WILFOR COLQUE CACERES [translator]: Our mission is to bring people together in the countryside and to introduce them to a better way of living.
Morales says the farm land larger than 120 acres would be taken and divided up. Edgar Guardia, a Bolivian economist and head of an agrarian development organization, says Bolivia’s large landowners are not going to give up their land without a fight.
EDGAR GUARDIA: And in the end you’re going to have private armies like you have in Colombia and many other countries. So, in the end, a civil war is not a far-away scenario. It could happen.
Economic collapse is another possibility, according to Santa Cruz soybean farmer Mauricio Roca. Roca says the farms in the east are essential to the Bolivian economy, large farms that rely on expensive machinery and access to capital. Roca says it would be an agricultural disaster to have poor campesinos with primitive farming techniques working small plots of land in the east.

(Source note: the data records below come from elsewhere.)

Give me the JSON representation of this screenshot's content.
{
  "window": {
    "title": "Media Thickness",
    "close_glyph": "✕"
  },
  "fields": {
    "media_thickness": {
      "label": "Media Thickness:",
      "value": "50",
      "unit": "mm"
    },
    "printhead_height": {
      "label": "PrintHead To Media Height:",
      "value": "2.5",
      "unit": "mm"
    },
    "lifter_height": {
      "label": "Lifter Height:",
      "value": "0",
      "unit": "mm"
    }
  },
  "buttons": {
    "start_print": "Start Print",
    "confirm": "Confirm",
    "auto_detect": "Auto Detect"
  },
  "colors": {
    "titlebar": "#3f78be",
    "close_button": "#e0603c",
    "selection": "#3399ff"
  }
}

ROCA [translator]: If they destroy our capacity to produce, we’re going to be a country that has to import our food and this would be a very serious consequence for a poor country like Bolivia.
Not likely, says Juana Chambi Mejia, raised on a farm in the dry Altiplano, the Highlands of Bolivia, who thinks the indigenous people of Bolivia have always known how to grow food. What her people need is land.
JUANA CHAMBI MEJIA [translator]:“Maybe we don’t have much technology. Perhaps we don’t have the same amount of capital to invest. But they’re the ones who destroy. They do this monoculture cultivation. They destroy the land totally. They deforest. We don’t do that.
For Juana Chambi the land belongs to the poor from whom it was taken away, hundreds of years ago. For big landowners, the land belongs to those who own it now — it’s a matter of property rights. And as for Evo Morales, he seems determined to correct one of the most unequal distributions of land on the continent.
In Bolivia, I’m Mary Stucky for Marketplace.